Untuk itu, dapat kami jelaskan bahwa keberadaan Peraturan Menetri Dalam Negeri 61 Tahun 2007
tersebut ada karena amanat dari Peraturan Pemerintah Nomor 58 Tahun 2005 tentang Pengelolaan
Keuangan Daerah, khususnya Pasal 150, dimana disebutkan “Pedoman Teknis Pengelolaan
Keuangan Badan Layanan Umum Daerah ditetapkan oleh Menteri Dalam Negeri setelah mendapat
pertimbangan Menteri Keuangan”. Untuk itu, keberadaan Peraturan Menetri Dalam Negeri tersebut
sangat kuat. Oleh karena itu, dalam membaca Peraturan Menetri Dalam Negeri tersebut hendaknya
bersamaan dengan Peraturan Pemerintah Nomor 58 Tahun 2005, karena antara keduanya merupakan
satu kesatuan.

Keberhasilan Implentasi Penerapan BLUD


Apa yang harus dipersiapkan daerah dalam menunjang keberhasilan implementasi BLUD?

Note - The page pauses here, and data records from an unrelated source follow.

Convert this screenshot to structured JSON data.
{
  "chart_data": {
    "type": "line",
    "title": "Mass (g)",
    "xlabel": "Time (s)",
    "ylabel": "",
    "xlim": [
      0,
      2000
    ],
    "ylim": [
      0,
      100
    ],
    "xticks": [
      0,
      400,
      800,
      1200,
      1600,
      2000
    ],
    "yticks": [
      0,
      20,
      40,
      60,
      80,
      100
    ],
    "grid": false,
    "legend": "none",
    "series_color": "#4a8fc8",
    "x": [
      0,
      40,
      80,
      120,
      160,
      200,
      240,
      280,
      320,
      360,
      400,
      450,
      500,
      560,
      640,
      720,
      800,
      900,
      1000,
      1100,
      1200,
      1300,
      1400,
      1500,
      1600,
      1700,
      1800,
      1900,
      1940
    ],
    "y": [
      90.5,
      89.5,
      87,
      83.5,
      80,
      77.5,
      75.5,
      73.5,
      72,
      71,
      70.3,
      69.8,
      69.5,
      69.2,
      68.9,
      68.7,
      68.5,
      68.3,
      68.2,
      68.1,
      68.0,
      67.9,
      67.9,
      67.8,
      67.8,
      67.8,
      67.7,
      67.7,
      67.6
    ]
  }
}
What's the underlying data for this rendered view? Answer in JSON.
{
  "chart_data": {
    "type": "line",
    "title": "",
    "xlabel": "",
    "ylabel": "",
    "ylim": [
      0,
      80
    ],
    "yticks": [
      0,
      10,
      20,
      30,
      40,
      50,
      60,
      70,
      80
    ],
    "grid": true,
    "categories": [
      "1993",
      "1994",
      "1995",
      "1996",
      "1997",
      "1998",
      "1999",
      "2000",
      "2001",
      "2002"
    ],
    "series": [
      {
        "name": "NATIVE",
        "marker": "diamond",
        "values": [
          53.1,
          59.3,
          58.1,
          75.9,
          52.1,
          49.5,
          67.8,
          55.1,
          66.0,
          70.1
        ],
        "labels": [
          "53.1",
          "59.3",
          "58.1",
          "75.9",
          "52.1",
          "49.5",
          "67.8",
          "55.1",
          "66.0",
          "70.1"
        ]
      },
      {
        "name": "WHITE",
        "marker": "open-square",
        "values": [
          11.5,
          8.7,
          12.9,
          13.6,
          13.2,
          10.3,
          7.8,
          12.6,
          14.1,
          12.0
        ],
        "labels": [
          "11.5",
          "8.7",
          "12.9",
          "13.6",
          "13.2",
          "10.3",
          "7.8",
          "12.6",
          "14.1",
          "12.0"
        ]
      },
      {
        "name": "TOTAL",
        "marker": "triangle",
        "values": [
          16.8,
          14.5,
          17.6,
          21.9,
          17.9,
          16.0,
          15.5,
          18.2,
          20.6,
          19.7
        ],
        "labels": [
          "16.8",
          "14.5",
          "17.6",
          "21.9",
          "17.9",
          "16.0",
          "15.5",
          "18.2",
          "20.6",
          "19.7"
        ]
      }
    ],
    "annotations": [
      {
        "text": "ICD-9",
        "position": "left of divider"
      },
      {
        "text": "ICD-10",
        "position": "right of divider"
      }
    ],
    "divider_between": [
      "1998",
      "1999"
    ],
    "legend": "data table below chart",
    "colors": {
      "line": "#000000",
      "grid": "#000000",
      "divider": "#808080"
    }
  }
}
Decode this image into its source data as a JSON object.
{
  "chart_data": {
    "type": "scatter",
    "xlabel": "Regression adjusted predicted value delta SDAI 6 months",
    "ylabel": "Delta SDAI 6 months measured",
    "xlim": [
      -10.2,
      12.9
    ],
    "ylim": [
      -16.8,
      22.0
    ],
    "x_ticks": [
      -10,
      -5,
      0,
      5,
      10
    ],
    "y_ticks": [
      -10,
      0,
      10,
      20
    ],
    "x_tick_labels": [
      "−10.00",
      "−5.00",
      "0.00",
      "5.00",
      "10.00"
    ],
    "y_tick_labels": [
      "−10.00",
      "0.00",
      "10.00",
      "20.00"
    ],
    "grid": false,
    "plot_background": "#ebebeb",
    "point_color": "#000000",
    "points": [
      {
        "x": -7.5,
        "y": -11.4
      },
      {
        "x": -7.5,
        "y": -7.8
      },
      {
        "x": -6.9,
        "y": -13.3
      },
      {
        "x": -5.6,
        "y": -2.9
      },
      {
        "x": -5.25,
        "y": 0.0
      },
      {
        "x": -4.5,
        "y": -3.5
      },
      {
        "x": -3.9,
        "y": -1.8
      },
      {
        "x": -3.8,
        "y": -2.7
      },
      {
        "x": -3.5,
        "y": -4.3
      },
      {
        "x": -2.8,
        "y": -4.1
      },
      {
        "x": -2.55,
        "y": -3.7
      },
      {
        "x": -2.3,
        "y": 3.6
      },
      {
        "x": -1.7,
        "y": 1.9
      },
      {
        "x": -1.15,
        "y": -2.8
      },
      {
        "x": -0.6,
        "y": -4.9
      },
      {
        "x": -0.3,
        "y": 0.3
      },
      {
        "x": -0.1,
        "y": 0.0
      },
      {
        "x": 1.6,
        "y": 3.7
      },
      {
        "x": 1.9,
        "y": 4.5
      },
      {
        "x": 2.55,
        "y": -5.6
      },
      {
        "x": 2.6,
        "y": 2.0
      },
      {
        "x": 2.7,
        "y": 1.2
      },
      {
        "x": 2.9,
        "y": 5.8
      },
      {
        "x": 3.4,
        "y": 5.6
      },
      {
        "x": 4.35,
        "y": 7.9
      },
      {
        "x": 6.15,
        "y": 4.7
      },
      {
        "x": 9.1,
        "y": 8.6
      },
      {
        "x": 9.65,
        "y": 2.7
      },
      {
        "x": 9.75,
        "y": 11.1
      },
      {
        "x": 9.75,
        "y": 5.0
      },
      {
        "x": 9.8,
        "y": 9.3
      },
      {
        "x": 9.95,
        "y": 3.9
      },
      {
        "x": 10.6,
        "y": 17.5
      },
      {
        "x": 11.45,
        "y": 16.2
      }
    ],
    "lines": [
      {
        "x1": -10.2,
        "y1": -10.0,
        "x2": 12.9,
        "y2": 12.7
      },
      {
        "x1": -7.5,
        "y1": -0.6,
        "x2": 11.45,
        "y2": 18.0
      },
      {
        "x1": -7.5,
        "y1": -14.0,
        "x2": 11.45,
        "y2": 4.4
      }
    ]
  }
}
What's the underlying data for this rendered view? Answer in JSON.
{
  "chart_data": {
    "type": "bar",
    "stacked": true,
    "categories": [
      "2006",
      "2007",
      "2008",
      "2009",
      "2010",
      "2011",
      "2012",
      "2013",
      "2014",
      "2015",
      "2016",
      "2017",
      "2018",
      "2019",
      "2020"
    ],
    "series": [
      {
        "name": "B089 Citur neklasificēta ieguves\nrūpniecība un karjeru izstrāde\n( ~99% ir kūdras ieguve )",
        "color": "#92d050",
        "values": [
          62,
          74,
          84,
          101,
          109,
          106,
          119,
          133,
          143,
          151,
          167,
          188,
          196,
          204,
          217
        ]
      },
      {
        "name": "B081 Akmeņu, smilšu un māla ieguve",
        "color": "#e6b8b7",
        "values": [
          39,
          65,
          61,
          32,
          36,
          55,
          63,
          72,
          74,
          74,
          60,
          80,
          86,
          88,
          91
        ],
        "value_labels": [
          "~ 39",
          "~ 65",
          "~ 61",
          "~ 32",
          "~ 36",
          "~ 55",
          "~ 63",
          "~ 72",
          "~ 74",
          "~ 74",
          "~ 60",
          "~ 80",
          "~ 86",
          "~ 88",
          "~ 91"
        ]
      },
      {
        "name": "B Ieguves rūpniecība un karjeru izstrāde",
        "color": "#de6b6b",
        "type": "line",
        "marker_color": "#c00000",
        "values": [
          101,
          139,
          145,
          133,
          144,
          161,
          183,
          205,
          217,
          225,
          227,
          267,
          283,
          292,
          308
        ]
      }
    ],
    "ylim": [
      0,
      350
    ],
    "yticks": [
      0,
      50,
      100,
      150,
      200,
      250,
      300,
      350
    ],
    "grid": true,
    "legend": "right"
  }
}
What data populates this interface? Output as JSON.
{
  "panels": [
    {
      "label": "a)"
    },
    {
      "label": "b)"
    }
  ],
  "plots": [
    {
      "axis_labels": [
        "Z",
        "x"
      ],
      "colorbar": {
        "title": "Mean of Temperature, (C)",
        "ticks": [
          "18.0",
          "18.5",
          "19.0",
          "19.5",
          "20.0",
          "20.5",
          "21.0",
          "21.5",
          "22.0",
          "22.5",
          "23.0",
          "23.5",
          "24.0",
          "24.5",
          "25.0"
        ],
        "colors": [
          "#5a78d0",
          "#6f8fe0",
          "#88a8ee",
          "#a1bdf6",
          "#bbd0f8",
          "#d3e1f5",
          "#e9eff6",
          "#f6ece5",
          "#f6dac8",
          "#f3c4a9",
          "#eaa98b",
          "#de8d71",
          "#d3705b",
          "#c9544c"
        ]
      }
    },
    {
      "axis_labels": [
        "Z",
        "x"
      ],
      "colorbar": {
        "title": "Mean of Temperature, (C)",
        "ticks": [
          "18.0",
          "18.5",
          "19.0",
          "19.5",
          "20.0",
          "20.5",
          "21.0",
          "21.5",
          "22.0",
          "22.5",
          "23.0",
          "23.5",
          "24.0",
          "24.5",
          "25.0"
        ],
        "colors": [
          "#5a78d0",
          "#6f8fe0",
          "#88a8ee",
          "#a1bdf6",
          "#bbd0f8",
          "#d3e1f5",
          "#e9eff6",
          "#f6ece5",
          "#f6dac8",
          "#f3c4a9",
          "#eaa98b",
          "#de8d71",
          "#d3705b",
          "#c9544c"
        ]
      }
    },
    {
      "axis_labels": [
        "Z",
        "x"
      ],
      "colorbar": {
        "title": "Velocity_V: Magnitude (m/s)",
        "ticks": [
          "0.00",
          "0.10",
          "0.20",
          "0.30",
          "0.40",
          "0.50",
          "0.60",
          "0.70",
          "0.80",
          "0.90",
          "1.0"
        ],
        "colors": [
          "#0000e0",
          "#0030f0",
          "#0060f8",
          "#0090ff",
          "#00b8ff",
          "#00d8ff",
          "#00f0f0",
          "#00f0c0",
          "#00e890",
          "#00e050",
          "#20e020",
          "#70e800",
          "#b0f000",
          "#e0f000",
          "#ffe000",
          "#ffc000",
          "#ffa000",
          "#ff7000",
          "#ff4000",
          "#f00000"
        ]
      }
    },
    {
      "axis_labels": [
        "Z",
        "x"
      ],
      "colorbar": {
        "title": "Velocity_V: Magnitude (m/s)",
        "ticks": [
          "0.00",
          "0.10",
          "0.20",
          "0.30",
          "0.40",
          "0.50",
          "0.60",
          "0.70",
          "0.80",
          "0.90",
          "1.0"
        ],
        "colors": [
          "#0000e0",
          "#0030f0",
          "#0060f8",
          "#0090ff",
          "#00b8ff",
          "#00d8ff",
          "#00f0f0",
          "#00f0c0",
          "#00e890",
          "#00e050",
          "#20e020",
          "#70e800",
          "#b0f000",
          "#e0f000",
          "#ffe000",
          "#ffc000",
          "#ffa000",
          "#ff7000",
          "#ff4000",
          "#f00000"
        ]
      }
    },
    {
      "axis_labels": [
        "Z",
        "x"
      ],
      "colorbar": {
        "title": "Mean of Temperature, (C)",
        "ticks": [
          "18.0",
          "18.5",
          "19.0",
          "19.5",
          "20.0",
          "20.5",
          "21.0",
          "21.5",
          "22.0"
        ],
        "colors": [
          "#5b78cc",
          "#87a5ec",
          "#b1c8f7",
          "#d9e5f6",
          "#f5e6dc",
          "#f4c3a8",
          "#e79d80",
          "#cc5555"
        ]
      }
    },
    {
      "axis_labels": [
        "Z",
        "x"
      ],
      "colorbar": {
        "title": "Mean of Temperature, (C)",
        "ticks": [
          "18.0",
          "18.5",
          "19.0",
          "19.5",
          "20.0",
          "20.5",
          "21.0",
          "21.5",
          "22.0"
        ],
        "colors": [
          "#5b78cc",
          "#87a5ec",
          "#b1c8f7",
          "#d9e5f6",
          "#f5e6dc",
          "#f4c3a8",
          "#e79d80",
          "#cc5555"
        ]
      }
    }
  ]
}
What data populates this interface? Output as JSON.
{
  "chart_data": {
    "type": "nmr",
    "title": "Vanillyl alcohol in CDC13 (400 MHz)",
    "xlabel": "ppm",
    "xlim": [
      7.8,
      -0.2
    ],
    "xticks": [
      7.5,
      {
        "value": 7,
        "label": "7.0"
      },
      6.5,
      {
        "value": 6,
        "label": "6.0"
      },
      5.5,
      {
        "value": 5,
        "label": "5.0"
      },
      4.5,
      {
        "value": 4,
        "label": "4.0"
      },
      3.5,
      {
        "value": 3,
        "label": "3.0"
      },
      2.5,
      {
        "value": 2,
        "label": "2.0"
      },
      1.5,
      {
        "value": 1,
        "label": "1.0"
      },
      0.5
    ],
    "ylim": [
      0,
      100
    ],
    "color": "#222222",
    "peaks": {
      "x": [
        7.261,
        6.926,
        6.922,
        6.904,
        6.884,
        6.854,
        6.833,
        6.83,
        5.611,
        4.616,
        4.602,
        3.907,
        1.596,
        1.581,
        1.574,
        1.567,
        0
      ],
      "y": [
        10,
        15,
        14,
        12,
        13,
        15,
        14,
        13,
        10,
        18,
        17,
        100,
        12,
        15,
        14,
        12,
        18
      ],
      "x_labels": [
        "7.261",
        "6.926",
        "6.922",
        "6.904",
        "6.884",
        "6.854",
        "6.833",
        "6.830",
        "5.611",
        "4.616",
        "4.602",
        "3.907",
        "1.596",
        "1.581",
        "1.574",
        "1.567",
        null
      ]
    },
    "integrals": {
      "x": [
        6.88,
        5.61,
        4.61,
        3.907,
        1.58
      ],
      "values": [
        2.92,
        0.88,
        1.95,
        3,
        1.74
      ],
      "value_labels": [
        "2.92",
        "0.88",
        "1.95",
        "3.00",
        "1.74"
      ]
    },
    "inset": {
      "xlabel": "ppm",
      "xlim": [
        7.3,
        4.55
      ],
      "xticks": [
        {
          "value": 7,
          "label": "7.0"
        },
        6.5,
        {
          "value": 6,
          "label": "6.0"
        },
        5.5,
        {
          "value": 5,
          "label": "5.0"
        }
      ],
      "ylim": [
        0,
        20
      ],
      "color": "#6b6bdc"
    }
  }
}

1. Perlunya peningkatan kapasitas SDM, perubahan pola pikir (maindset), semangat kewirausahaan
(enterpreneurship) bagi stakeholder terkait mulai dari kepala daerah, sekretaris daerah, PPKD,
Kepala BAPPEDA, Inspektur Daerah dan pejabat pengelola BLUD.
2. Perlunya penyiapan regulasi dan instrumen pendukung sebagai penjabaran dari ketentuan
Peraturan Menteri Dalam Negeri Nomor 61 Tahun 2007 untuk digunakan sebagai pedoman
operasional implementasi PPK-BLUD, antara lain penetapan Tim Penilai, Standar Pelayanan
Minimal, dan Peraturan yang ditetapkan oleh Kepala Daerah terkait dengan fleksibilitas yang
diberikan.
3. Perlu adanya pemahaman tentang konsepsi mengenai Rencana Strategis (RENSTRA) Bisnis,
Rencana Bisnis dan Anggaran (RBA), Tata Kelola, Standar Pelayanan Minimal, Standar
Akuntansi Keuangan (SAK), konsolidasian RBA dan laporan keuangan dengan APBD.

Kesimpulan
1. Menerapkan PPK-BLUD harus selektif dan obyektif oleh Pemerintah Daerah, tidak semua SKPD
atau Unit Kerja yang memberi pelayanan pada masyarakat dapat menerapkan PPK-BLUD, harus
dilihat kesiapan SDM-nya dan perangkat pendukungnya;

2. Penerapan PPK-BLUD jangan hanya mengejar fleksibilitas yang diberikan, tetapi dalam rangka
peningkatan kinerja pelayanan, kinerja manfaat, dan kinerja keuangan;
3. BLUD merupakan quasi public goods, sehingga peran APBD masih tetap diperlukan dalam
peningkatan pelayanan; dan

4. Untuk keberhasilan implementasi BLUD, perlunya peningkatan kapasitas SDM, perubahan pola
pikir (maindset), semangat kewirausahaan (enterpreneurship) bagi stakeholder terkait, penyiapan
peraturan pendukung, serta pemahaman tentang konsepsi BLUD.